DALLAS LAWYER WILL SPEAK AT RALLY ON CAPITOL STEPS

Dallas – The defense lawyer gagged by an order issued by 54th District Judge Matt Johnson spoke up today to correct misconceptions about a Court of Criminal Appeals ruling.

The high Court denied his motion on Wednesday to lift the gag order re-imposed by the 10th District Court of Appeals following an earlier ruling vacating the District Court’s order for he and prosecutors as well as the defendant Matt Clendennen to keep silent about the case. Clendennen, who was not present during shooting and fighting on May 17, is charged along with 176 others with engaging in organized criminal activity.

But Broden was quick to point out that it’s not over – not by a long shot.

“This is not the final ruling. This is simply a denial of the motion I filed yesterday to dissolve the stay based upon the ‘unclean hands’ argument. The merits of gag order remain pending…All it really says is that there have already been briefs filed by the parties and the amici (friends of the court) so we are not going to simply dissolve the stay on the grounds of ‘unclean hands.”

In his writ, the lawyer argued that the state has repeatedly violated the mandamus relief originally sought by Criminal District Attorney Abel Reyna as officials continually make statements to media about the nature of the case, the circumstances of arrests, and the like.

Broden contends that he has not yet obtained a ruling from the state’s highest criminal appeals court on the fact that both the state and Waco officials have no real standing in the dispute over whether he and his client Matt Clendennen may have access to material such as surveillance video that will clear the defendant of any wrongdoing. The video does not belong to either entity, but both have argued that in the interest of giving the defendant a fair trial, all parties to the criminal litigation should be ordered not to talk about the Clendennen case.
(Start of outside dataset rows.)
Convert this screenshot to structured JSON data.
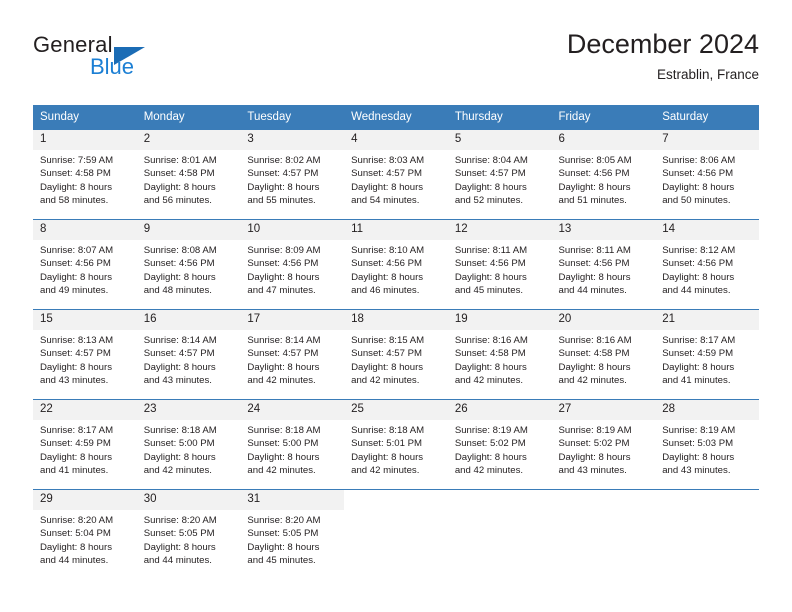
{
  "brand": {
    "name_top": "General",
    "name_bottom": "Blue",
    "triangle_color": "#1b6cb5",
    "blue_text_color": "#1b7fd4"
  },
  "header": {
    "title": "December 2024",
    "location": "Estrablin, France"
  },
  "theme": {
    "header_blue": "#3a7cb8",
    "daynum_bg": "#f2f2f2",
    "text": "#231f20"
  },
  "calendar": {
    "weekday_headers": [
      "Sunday",
      "Monday",
      "Tuesday",
      "Wednesday",
      "Thursday",
      "Friday",
      "Saturday"
    ],
    "weeks": [
      [
        {
          "day": "1",
          "sunrise": "Sunrise: 7:59 AM",
          "sunset": "Sunset: 4:58 PM",
          "daylight1": "Daylight: 8 hours",
          "daylight2": "and 58 minutes."
        },
        {
          "day": "2",
          "sunrise": "Sunrise: 8:01 AM",
          "sunset": "Sunset: 4:58 PM",
          "daylight1": "Daylight: 8 hours",
          "daylight2": "and 56 minutes."
        },
        {
          "day": "3",
          "sunrise": "Sunrise: 8:02 AM",
          "sunset": "Sunset: 4:57 PM",
          "daylight1": "Daylight: 8 hours",
          "daylight2": "and 55 minutes."
        },
        {
          "day": "4",
          "sunrise": "Sunrise: 8:03 AM",
          "sunset": "Sunset: 4:57 PM",
          "daylight1": "Daylight: 8 hours",
          "daylight2": "and 54 minutes."
        },
        {
          "day": "5",
          "sunrise": "Sunrise: 8:04 AM",
          "sunset": "Sunset: 4:57 PM",
          "daylight1": "Daylight: 8 hours",
          "daylight2": "and 52 minutes."
        },
        {
          "day": "6",
          "sunrise": "Sunrise: 8:05 AM",
          "sunset": "Sunset: 4:56 PM",
          "daylight1": "Daylight: 8 hours",
          "daylight2": "and 51 minutes."
        },
        {
          "day": "7",
          "sunrise": "Sunrise: 8:06 AM",
          "sunset": "Sunset: 4:56 PM",
          "daylight1": "Daylight: 8 hours",
          "daylight2": "and 50 minutes."
        }
      ],
      [
        {
          "day": "8",
          "sunrise": "Sunrise: 8:07 AM",
          "sunset": "Sunset: 4:56 PM",
          "daylight1": "Daylight: 8 hours",
          "daylight2": "and 49 minutes."
        },
        {
          "day": "9",
          "sunrise": "Sunrise: 8:08 AM",
          "sunset": "Sunset: 4:56 PM",
          "daylight1": "Daylight: 8 hours",
          "daylight2": "and 48 minutes."
        },
        {
          "day": "10",
          "sunrise": "Sunrise: 8:09 AM",
          "sunset": "Sunset: 4:56 PM",
          "daylight1": "Daylight: 8 hours",
          "daylight2": "and 47 minutes."
        },
        {
          "day": "11",
          "sunrise": "Sunrise: 8:10 AM",
          "sunset": "Sunset: 4:56 PM",
          "daylight1": "Daylight: 8 hours",
          "daylight2": "and 46 minutes."
        },
        {
          "day": "12",
          "sunrise": "Sunrise: 8:11 AM",
          "sunset": "Sunset: 4:56 PM",
          "daylight1": "Daylight: 8 hours",
          "daylight2": "and 45 minutes."
        },
        {
          "day": "13",
          "sunrise": "Sunrise: 8:11 AM",
          "sunset": "Sunset: 4:56 PM",
          "daylight1": "Daylight: 8 hours",
          "daylight2": "and 44 minutes."
        },
        {
          "day": "14",
          "sunrise": "Sunrise: 8:12 AM",
          "sunset": "Sunset: 4:56 PM",
          "daylight1": "Daylight: 8 hours",
          "daylight2": "and 44 minutes."
        }
      ],
      [
        {
          "day": "15",
          "sunrise": "Sunrise: 8:13 AM",
          "sunset": "Sunset: 4:57 PM",
          "daylight1": "Daylight: 8 hours",
          "daylight2": "and 43 minutes."
        },
        {
          "day": "16",
          "sunrise": "Sunrise: 8:14 AM",
          "sunset": "Sunset: 4:57 PM",
          "daylight1": "Daylight: 8 hours",
          "daylight2": "and 43 minutes."
        },
        {
          "day": "17",
          "sunrise": "Sunrise: 8:14 AM",
          "sunset": "Sunset: 4:57 PM",
          "daylight1": "Daylight: 8 hours",
          "daylight2": "and 42 minutes."
        },
        {
          "day": "18",
          "sunrise": "Sunrise: 8:15 AM",
          "sunset": "Sunset: 4:57 PM",
          "daylight1": "Daylight: 8 hours",
          "daylight2": "and 42 minutes."
        },
        {
          "day": "19",
          "sunrise": "Sunrise: 8:16 AM",
          "sunset": "Sunset: 4:58 PM",
          "daylight1": "Daylight: 8 hours",
          "daylight2": "and 42 minutes."
        },
        {
          "day": "20",
          "sunrise": "Sunrise: 8:16 AM",
          "sunset": "Sunset: 4:58 PM",
          "daylight1": "Daylight: 8 hours",
          "daylight2": "and 42 minutes."
        },
        {
          "day": "21",
          "sunrise": "Sunrise: 8:17 AM",
          "sunset": "Sunset: 4:59 PM",
          "daylight1": "Daylight: 8 hours",
          "daylight2": "and 41 minutes."
        }
      ],
      [
        {
          "day": "22",
          "sunrise": "Sunrise: 8:17 AM",
          "sunset": "Sunset: 4:59 PM",
          "daylight1": "Daylight: 8 hours",
          "daylight2": "and 41 minutes."
        },
        {
          "day": "23",
          "sunrise": "Sunrise: 8:18 AM",
          "sunset": "Sunset: 5:00 PM",
          "daylight1": "Daylight: 8 hours",
          "daylight2": "and 42 minutes."
        },
        {
          "day": "24",
          "sunrise": "Sunrise: 8:18 AM",
          "sunset": "Sunset: 5:00 PM",
          "daylight1": "Daylight: 8 hours",
          "daylight2": "and 42 minutes."
        },
        {
          "day": "25",
          "sunrise": "Sunrise: 8:18 AM",
          "sunset": "Sunset: 5:01 PM",
          "daylight1": "Daylight: 8 hours",
          "daylight2": "and 42 minutes."
        },
        {
          "day": "26",
          "sunrise": "Sunrise: 8:19 AM",
          "sunset": "Sunset: 5:02 PM",
          "daylight1": "Daylight: 8 hours",
          "daylight2": "and 42 minutes."
        },
        {
          "day": "27",
          "sunrise": "Sunrise: 8:19 AM",
          "sunset": "Sunset: 5:02 PM",
          "daylight1": "Daylight: 8 hours",
          "daylight2": "and 43 minutes."
        },
        {
          "day": "28",
          "sunrise": "Sunrise: 8:19 AM",
          "sunset": "Sunset: 5:03 PM",
          "daylight1": "Daylight: 8 hours",
          "daylight2": "and 43 minutes."
        }
      ],
      [
        {
          "day": "29",
          "sunrise": "Sunrise: 8:20 AM",
          "sunset": "Sunset: 5:04 PM",
          "daylight1": "Daylight: 8 hours",
          "daylight2": "and 44 minutes."
        },
        {
          "day": "30",
          "sunrise": "Sunrise: 8:20 AM",
          "sunset": "Sunset: 5:05 PM",
          "daylight1": "Daylight: 8 hours",
          "daylight2": "and 44 minutes."
        },
        {
          "day": "31",
          "sunrise": "Sunrise: 8:20 AM",
          "sunset": "Sunset: 5:05 PM",
          "daylight1": "Daylight: 8 hours",
          "daylight2": "and 45 minutes."
        },
        {
          "day": "",
          "sunrise": "",
          "sunset": "",
          "daylight1": "",
          "daylight2": ""
        },
        {
          "day": "",
          "sunrise": "",
          "sunset": "",
          "daylight1": "",
          "daylight2": ""
        },
        {
          "day": "",
          "sunrise": "",
          "sunset": "",
          "daylight1": "",
          "daylight2": ""
        },
        {
          "day": "",
          "sunrise": "",
          "sunset": "",
          "daylight1": "",
          "daylight2": ""
        }
      ]
    ]
  }
}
In earlier statements to the public, Clendennen said at a press conference and in other venues that “My client is guilty of being a witness to something he did not see.” He has accused state officials such as DA Abel Reyna and Justice of the Peace Pete Peterson of making such statements as that motorcycle enthusiasts who are members of riding and support clubs are “thugs” and members of “street gangs.” He has cited the fact that acting as Magistrate, Peterson said he set bail at $1 million in each identical case to “send a message.”

The ruling has led to a widespread misconception among the public that all parties to criminal litigation stemming from arrests following a deadly May 17 shootout at Twin Peaks Restaurant are under a gag order. That is not true.
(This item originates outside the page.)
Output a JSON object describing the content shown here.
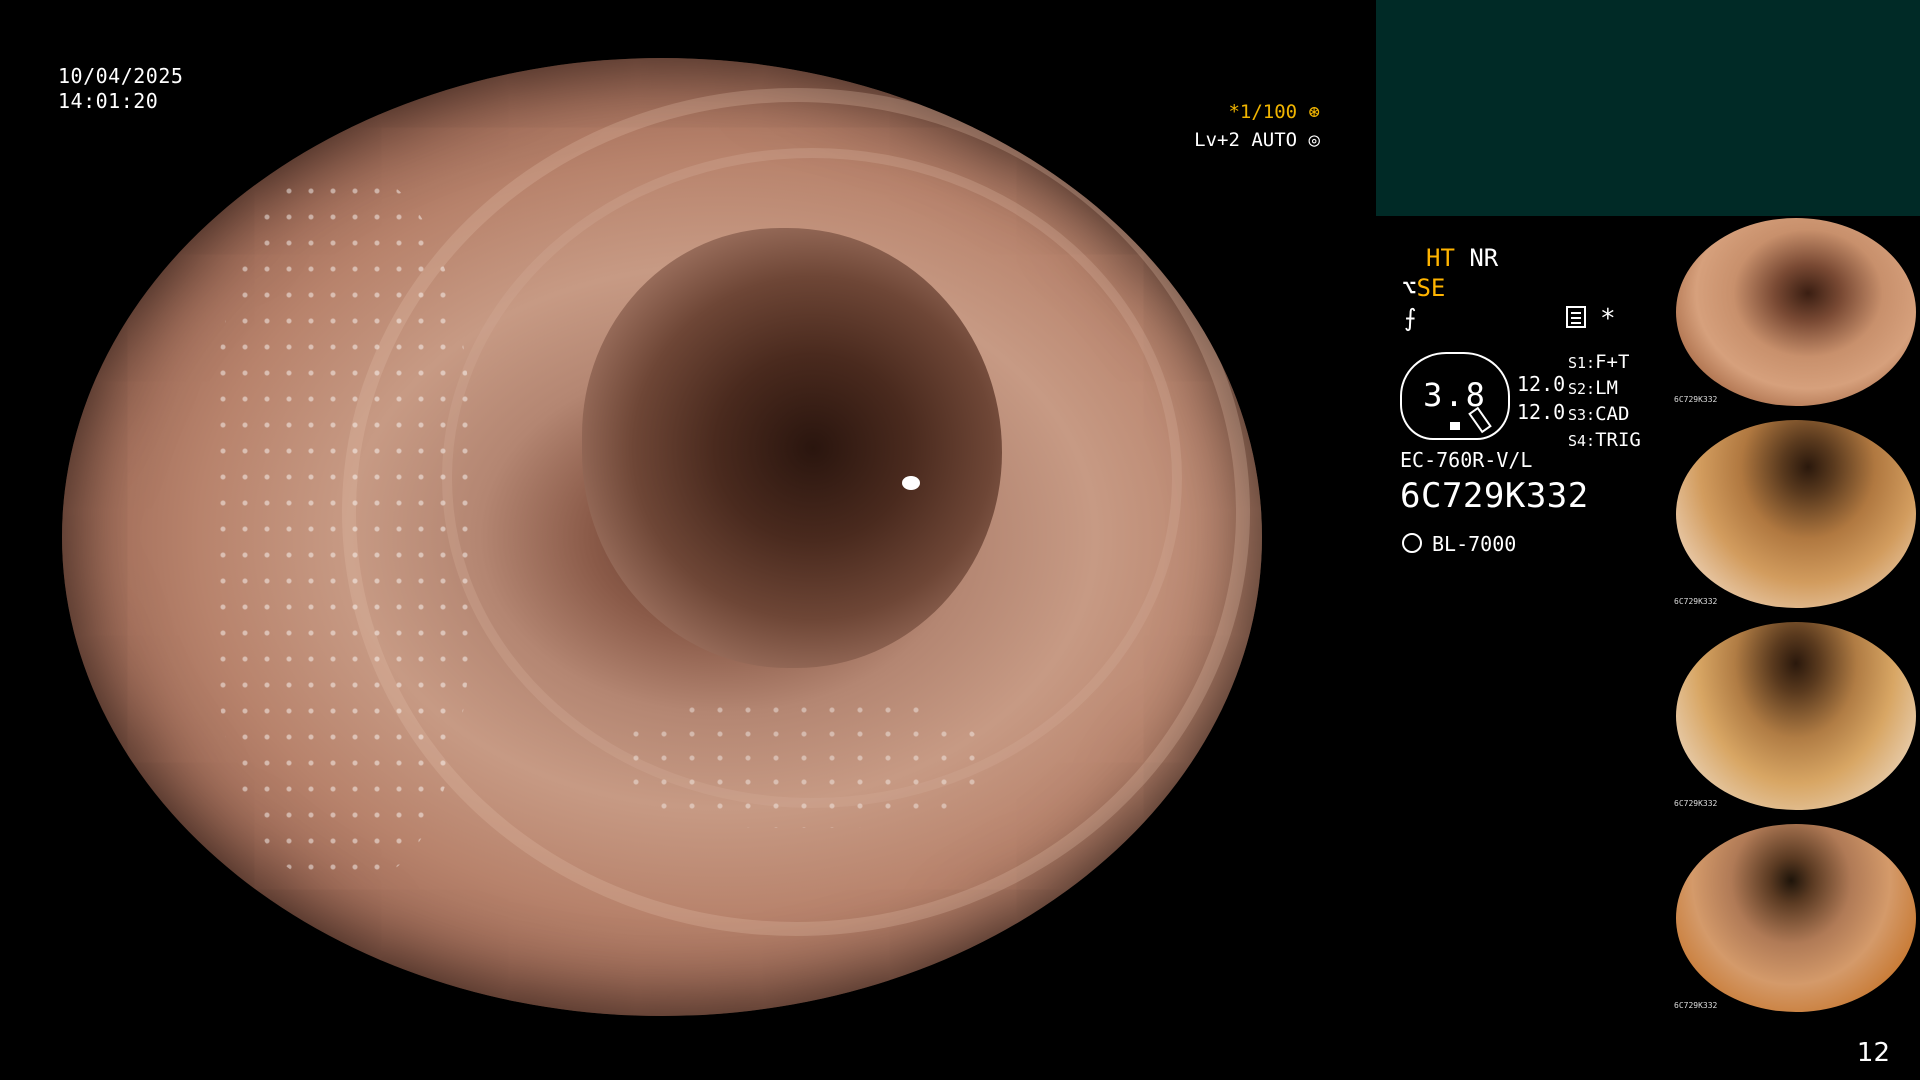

Judge Johnson’s order applies only to prosecutors, the defense attorneys representing Clendennen, their staff, and expert witnesses.
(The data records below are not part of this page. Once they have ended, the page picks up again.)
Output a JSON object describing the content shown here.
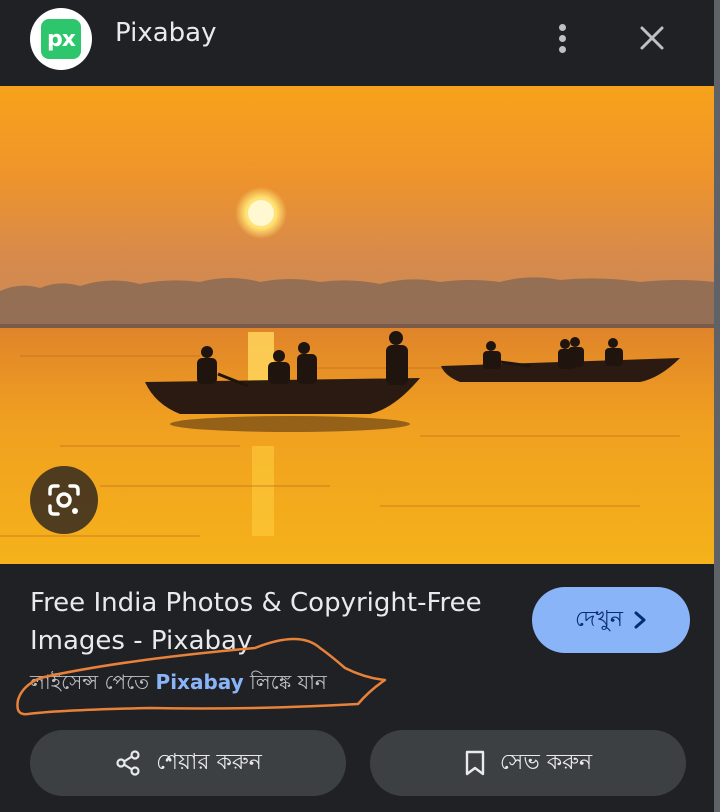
{
  "header": {
    "logo_text": "px",
    "site_name": "Pixabay",
    "menu_icon": "more-vert-icon",
    "close_icon": "close-icon"
  },
  "image": {
    "alt": "Sunset over river with boats",
    "lens_icon": "google-lens-icon"
  },
  "result": {
    "title": "Free India Photos & Copyright-Free Images - Pixabay",
    "license_prefix": "লাইসেন্স পেতে ",
    "license_link": "Pixabay",
    "license_suffix": " লিঙ্কে যান"
  },
  "buttons": {
    "view_label": "দেখুন",
    "share_label": "শেয়ার করুন",
    "save_label": "সেভ করুন"
  },
  "colors": {
    "background": "#202124",
    "accent": "#8ab4f8",
    "pixabay_green": "#2ec66d",
    "annotation": "#e8823a"
  }
}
Broden is enjoined to not talk about the case, but he is free to talk about the gag order, and plans to do so at a rally on the South steps of the State Capitol at Austin at 1:15 p.m. on Saturday, September 26. He had intended to speak at an August rally, but was prevented from doing so by a bomb scare which caused Sheriff Parnell McNamara to clear the Courthouse Square immediately when it was learned a suitcase and an ice chest had been abandoned at the corner of 5th Street and Austin Ave.